Reputation: 1468
I have a simple hive query which works fine in yarn client mode using pyspark shell where as it throws me the below error when i run it in yarn-cluster mode.
Exception in thread "Thread-6"
Exception: java.lang.OutOfMemoryError thrown from the UncaughtExceptionHandler in thread "Thread-6"
Exception in thread "Reporter"
Exception: java.lang.OutOfMemoryError thrown from the UncaughtExceptionHandler in thread "Reporter"
Exception: java.lang.OutOfMemoryError thrown from the UncaughtExceptionHandler in thread "sparkDriver-scheduler-1"
Cluster information: Hadoop 2.4, Spark 1.4.0-hadoop2.4 ,hive 0.13.1 The script takes 10 columns from a hive table and does some transformations and writes it to a file.
> num-executors 200 executor-memory 8G driver-memory 16G executor-cores 3
Full stack trace:
py4j-0.8.2.1-src.zip/py4j/protocol.py", line 300, in get_return_value
py4j.protocol.Py4JJavaError: An error occurred while calling o62.javaToPython.
: java.lang.OutOfMemoryError: PermGen space at java.lang.ClassLoader.defineClass1(Native Method)
at java.lang.ClassLoader.defineClass(ClassLoader.java:800)
at java.security.SecureClassLoader.defineClass(SecureClassLoader.java:142)
at java.net.URLClassLoader.defineClass(URLClassLoader.java:449)
at java.net.URLClassLoader.access$100(URLClassLoader.java:71)
at java.net.URLClassLoader$1.run(URLClassLoader.java:361)
at java.net.URLClassLoader$1.run(URLClassLoader.java:355)
at java.security.AccessController.doPrivileged(Native Method)
at java.net.URLClassLoader.findClass(URLClassLoader.java:354)

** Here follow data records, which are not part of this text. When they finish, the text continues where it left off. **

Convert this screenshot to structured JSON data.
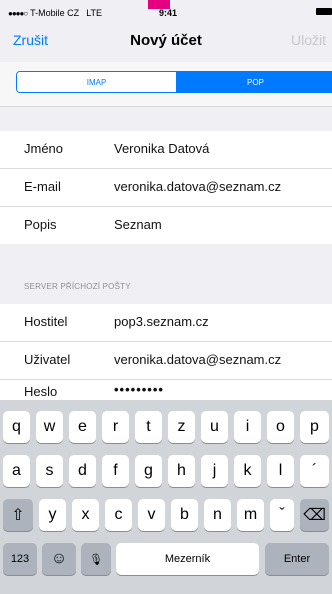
{
  "status_bar": {
    "signal": "●●●●○",
    "carrier": "T-Mobile CZ",
    "network": "LTE",
    "time": "9:41"
  },
  "nav": {
    "cancel": "Zrušit",
    "title": "Nový účet",
    "save": "Uložit"
  },
  "segments": {
    "imap": "IMAP",
    "pop": "POP",
    "selected": "POP"
  },
  "account": [
    {
      "label": "Jméno",
      "value": "Veronika Datová"
    },
    {
      "label": "E-mail",
      "value": "veronika.datova@seznam.cz"
    },
    {
      "label": "Popis",
      "value": "Seznam"
    }
  ],
  "incoming_server": {
    "header": "SERVER PŘÍCHOZÍ POŠTY",
    "rows": [
      {
        "label": "Hostitel",
        "value": "pop3.seznam.cz"
      },
      {
        "label": "Uživatel",
        "value": "veronika.datova@seznam.cz"
      },
      {
        "label": "Heslo",
        "value": "•••••••••"
      }
    ]
  },
  "keyboard": {
    "row1": [
      "q",
      "w",
      "e",
      "r",
      "t",
      "z",
      "u",
      "i",
      "o",
      "p"
    ],
    "row2": [
      "a",
      "s",
      "d",
      "f",
      "g",
      "h",
      "j",
      "k",
      "l",
      "´"
    ],
    "row3": [
      "y",
      "x",
      "c",
      "v",
      "b",
      "n",
      "m",
      "ˇ"
    ],
    "shift": "⇧",
    "delete": "⌫",
    "numbers": "123",
    "emoji": "☺",
    "mic": "🎙",
    "space": "Mezerník",
    "enter": "Enter"
  },
  "colors": {
    "accent": "#007aff",
    "brand": "#e4007f"
  }
}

at java.lang.ClassLoader.loadClass(ClassLoader.java:425)
at sun.misc.Launcher$AppClassLoader.loadClass(Launcher.java:308)
at java.lang.ClassLoader.loadClass(ClassLoader.java:358)
at java.lang.Class.getDeclaredMethods0(Native Method)
at java.lang.Class.privateGetDeclaredMethods(Class.java:2570)
at java.lang.Class.getDeclaredMethods(Class.java:1855)
at org.apache.spark.util.ClosureCleaner$.org$apache$spark$util$ClosureCleaner$$clean(ClosureCleaner.scala:206)
at org.apache.spark.util.ClosureCleaner$.clean(ClosureCleaner.scala:132)
at org.apache.spark.SparkContext.clean(SparkContext.scala:1891)
at org.apache.spark.rdd.RDD$$anonfun$mapPartitions$1.apply(RDD.scala:683)
at org.apache.spark.rdd.RDD$$anonfun$mapPartitions$1.apply(RDD.scala:682)
at org.apache.spark.rdd.RDDOperationScope$.withScope(RDDOperationScope.scala:148)
at org.apache.spark.rdd.RDDOperationScope$.withScope(RDDOperationScope.scala:109)
at org.apache.spark.rdd.RDD.withScope(RDD.scala:286)
at org.apache.spark.rdd.RDD.mapPartitions(RDD.scala:682)
at org.apache.spark.api.python.SerDeUtil$.javaToPython(SerDeUtil.scala:140)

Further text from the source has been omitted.